Prosecutors have conceded that they face an uphill battle to convince jurors that charity can be vital to a terrorist group. In a recent court filing, the government acknowledged that its case depends on "the counterintuitive notion that ‘charitable' committees and ostensibly benevolent organizations could be so integral and important to a terrorist organization."
After the September 11, 2001, terrorist attacks, the government reopened or reinvigorated inquiries into a series of groups and individuals suspected of aiding radical Islamic causes abroad. While prosecutors were successful in some cases, two major prosecutions faltered in the courtroom.
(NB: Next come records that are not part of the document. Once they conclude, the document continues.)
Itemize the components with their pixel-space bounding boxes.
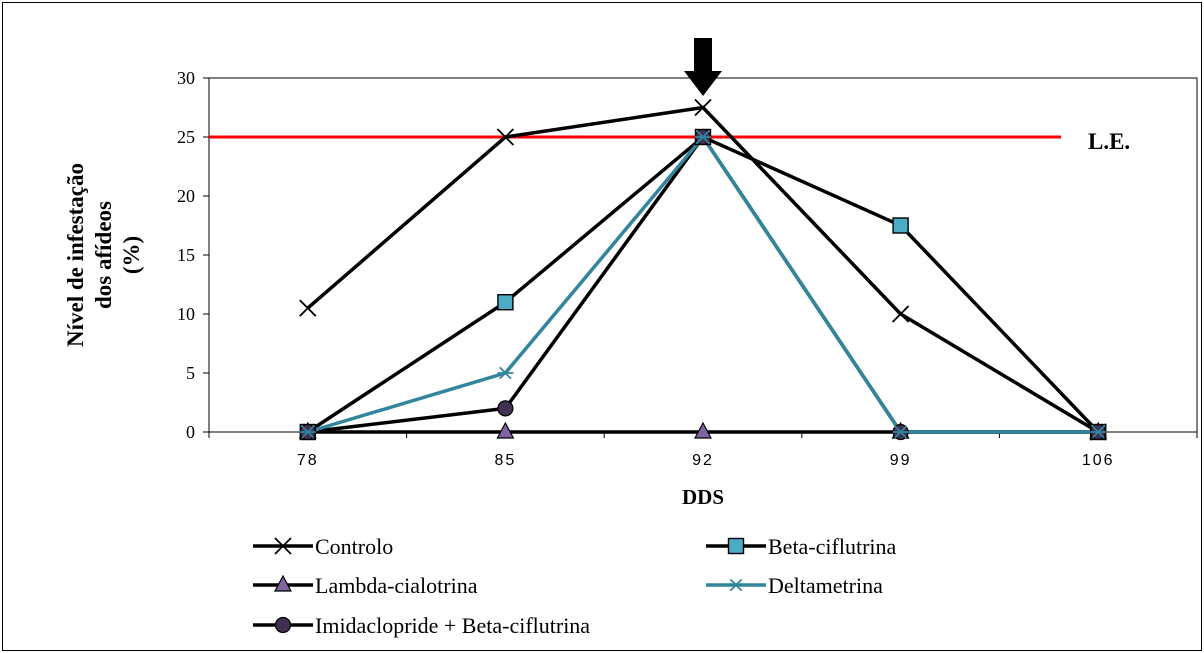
x-marker <box>274 537 292 555</box>
triangle-marker <box>496 421 515 439</box>
y-tick-label: 0 <box>186 422 195 442</box>
triangle-marker <box>694 421 712 439</box>
legend-item: Imidaclopride + Beta-ciflutrina <box>253 613 590 638</box>
series-line-beta-ciflutrina <box>306 134 1100 434</box>
y-tick-label: 10 <box>177 304 195 324</box>
y-axis-ticks: 0 5 10 15 20 25 30 <box>177 68 209 442</box>
arrow-shape <box>684 38 722 96</box>
y-tick-label: 25 <box>177 127 195 147</box>
x-tick-label: 85 <box>495 452 517 469</box>
y-axis-label: Nível de infestação dos afídeos (%) <box>63 163 144 347</box>
x-marker <box>694 98 712 117</box>
y-axis-label-line-1: Nível de infestação <box>63 163 88 347</box>
x-tick-label: 78 <box>297 452 319 469</box>
x-tick-label: 106 <box>1082 452 1115 469</box>
star-marker <box>892 425 909 439</box>
legend: Controlo Beta-ciflutrina Lambda-cialotrina… <box>253 534 897 638</box>
legend-label: Beta-ciflutrina <box>768 534 897 559</box>
legend-item: Controlo <box>253 534 393 559</box>
legend-item: Beta-ciflutrina <box>706 534 897 559</box>
x-marker <box>496 128 515 146</box>
triangle-marker <box>274 574 292 592</box>
star-marker <box>299 425 316 439</box>
circle-marker <box>497 400 514 417</box>
x-tick-label: 99 <box>890 452 912 469</box>
square-marker <box>497 294 514 311</box>
x-marker <box>299 299 317 317</box>
series-line-deltametrina <box>307 134 1099 434</box>
y-tick-label: 20 <box>177 186 195 206</box>
star-marker <box>728 578 744 592</box>
y-axis-label-line-2: dos afídeos <box>91 201 116 309</box>
square-marker <box>892 217 909 234</box>
series-line-imidaclopride-beta-ciflutrina <box>307 133 1099 434</box>
series-markers <box>298 98 1108 441</box>
series-lines <box>306 105 1100 434</box>
x-marker <box>891 305 910 323</box>
y-tick-label: 30 <box>177 68 195 88</box>
legend-label: Deltametrina <box>768 573 883 598</box>
line-chart: 0 5 10 15 20 25 30 78 85 92 99 106 Nível de infest… <box>63 38 1198 638</box>
star-marker <box>695 130 711 144</box>
x-tick-label: 92 <box>692 452 714 469</box>
y-axis-label-line-3: (%) <box>119 236 144 274</box>
y-tick-label: 5 <box>186 363 195 383</box>
legend-item: Deltametrina <box>706 573 883 598</box>
star-marker <box>1090 425 1107 439</box>
legend-item: Lambda-cialotrina <box>253 573 478 598</box>
circle-marker <box>274 616 292 634</box>
legend-label: Lambda-cialotrina <box>315 573 478 598</box>
legend-label: Imidaclopride + Beta-ciflutrina <box>315 613 590 638</box>
star-marker <box>497 366 514 380</box>
threshold-label: L.E. <box>1088 129 1130 154</box>
x-axis-label: DDS <box>682 485 724 509</box>
y-tick-label: 15 <box>177 245 195 265</box>
legend-label: Controlo <box>315 534 393 559</box>
down-arrow-icon <box>684 38 722 96</box>
series-line-controlo <box>306 105 1100 434</box>
square-marker <box>727 537 745 555</box>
In 2005, a six-month trial of a former Florida college professor accused of ties to Palestinian Islamic Jihad, Sami Al-Arian, ended with an acquittal on eight counts and a hung jury on nine others. Al-Arian later made a deal with prosecutors and pleaded guilty to one count of assisting a terrorist group.
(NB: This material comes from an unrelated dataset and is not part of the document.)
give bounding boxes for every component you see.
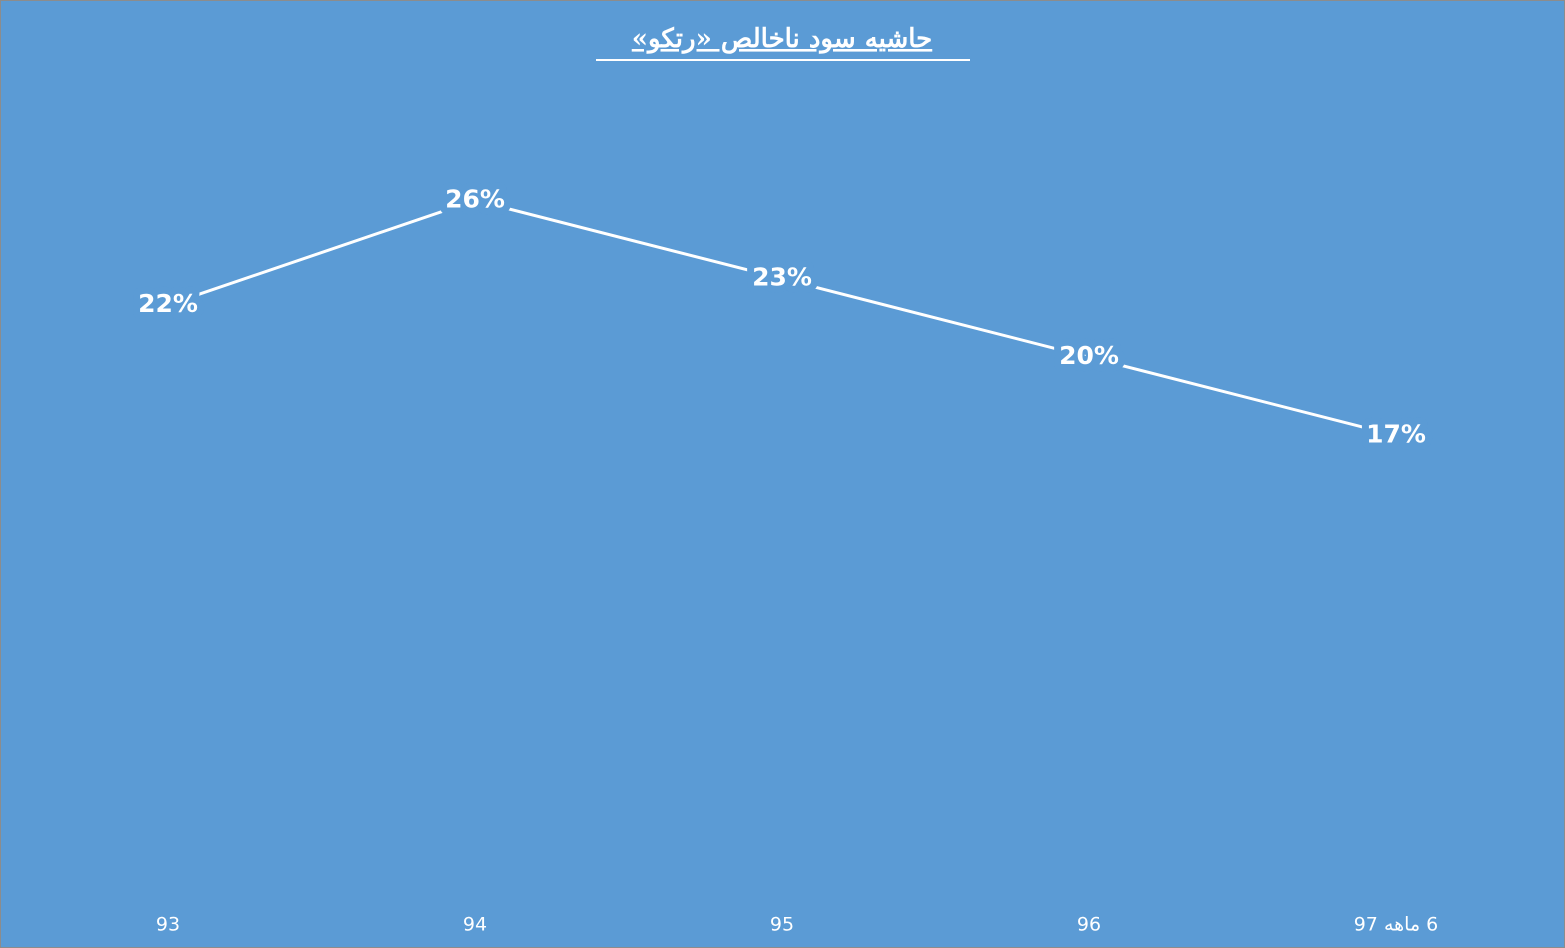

Earlier this year, a trial in Chicago of two men accused of running a Hamas "terrorist-recruiting and financing cell" ended with the defendants, Muhammad Salah and Abdelhaleem Ashqar, acquitted on racketeering conspiracy charges and convicted only of obstruction of justice.
The mixed record increases the pressure on prosecutors in the Holy Land case. "In light of the fact that the government has not succeeded as planned in the two previous cases, the stakes are even higher," Mr. Emerson said.
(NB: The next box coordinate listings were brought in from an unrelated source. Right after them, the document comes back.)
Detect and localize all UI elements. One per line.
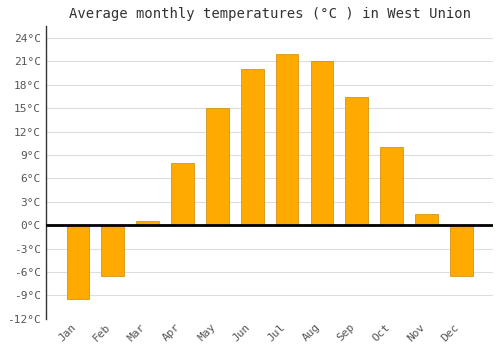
Bar — [276, 54, 298, 225]
Bar — [206, 108, 229, 225]
Bar — [102, 225, 124, 276]
Bar — [346, 97, 368, 225]
Bar — [415, 214, 438, 225]
Title: Average monthly temperatures (°C ) in West Union: Average monthly temperatures (°C ) in We… — [68, 7, 470, 21]
Bar — [241, 69, 264, 225]
Bar — [171, 163, 194, 225]
Bar — [136, 221, 159, 225]
Bar — [380, 147, 403, 225]
Bar — [450, 225, 472, 276]
Bar — [66, 225, 89, 299]
Bar — [310, 61, 334, 225]
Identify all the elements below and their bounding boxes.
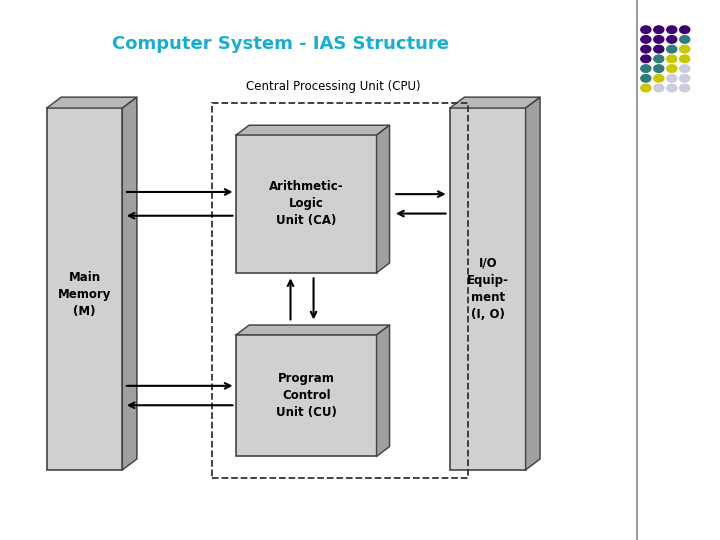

The changing status of Hamas in the Middle East and in America could complicate the trial. Holy Land was organized in 1988 as the Occupied Land Fund, but America did not specifically ban donations to Hamas until 1995. In addition, since the indictment, Hamas has become a potent political force, winning a majority in Palestinian Arab elections last year and seizing control of Gaza just last month.
A group formed by supporters of the defendants, Hungry for Justice, plans to send bloggers each day to cover the trial proceedings, which could last five months or more.
On Friday, Judge Allen Joe Fish imposed what amounts to a gag order on the lawyers in the case. "The court will not tolerate any attempts to have this case tried in the media," the judge wrote.
In another late development, one of the key defendants, Elashi, retained a lawyer with noteworthy experience in a high-profile criminal trial, John Cline of San Francisco. He was part of the defense team for a former White House aide, I. Lewis Libby Jr., who was convicted in March of obstruction of justice in the CIA leak investigation.
Elashi is presently serving a sentence of more than six years in federal prison after being convicted in a separate case of violating American embargoes on Libya and Syria, as well as sending money to a Hamas leader who is one of his cousins, Mousa Abu Marzook.
While the other defendants have court-appointed lawyers, Elashi's defense is being paid for by a Texas charity, the Muslim Legal Fund. Mr. Meek, who serves as the group's president, declined to say how much the group has raised or spent on Elashi's legal bills. The legal fund raised about $435,000 in 2005, according to federal records.
The Council on American-Islamic Relations has ample reason to be concerned about the Holy Land case: Elashi was a founder of CAIR's Texas chapter. In addition, prosecutors have named the group as an unindicted co-conspirator in the case.
"Unindicted coconspirators have no due process," Mr. Meek said. "It demonstrates the political nature of the case."
Several of the defense lawyers in the Holy Land trial have dealt with terrorism-related issues in previous cases. Mr. Cline, who is with a Cleveland-based firm, Jones Day, and a lawyer for Mr. Abu Baker, Nancy Hollander, represented the Holy Land Foundation in an unsuccessful civil lawsuit seeking to challenge the freeze placed on the foundation's assets.
Elashi's other attorney, Linda Moreno, represented Al-Arian, the Florida professor, at his trial.
In addition, a Manhattan defense lawyer representing Mr. El-Mezain, Joshua Dratel, is defending an Australian man imprisoned at Guantanamo Bay, David Hicks, and worked on a case stemming from the bombings of the American embassies in Kenya and Tanzania in 1998.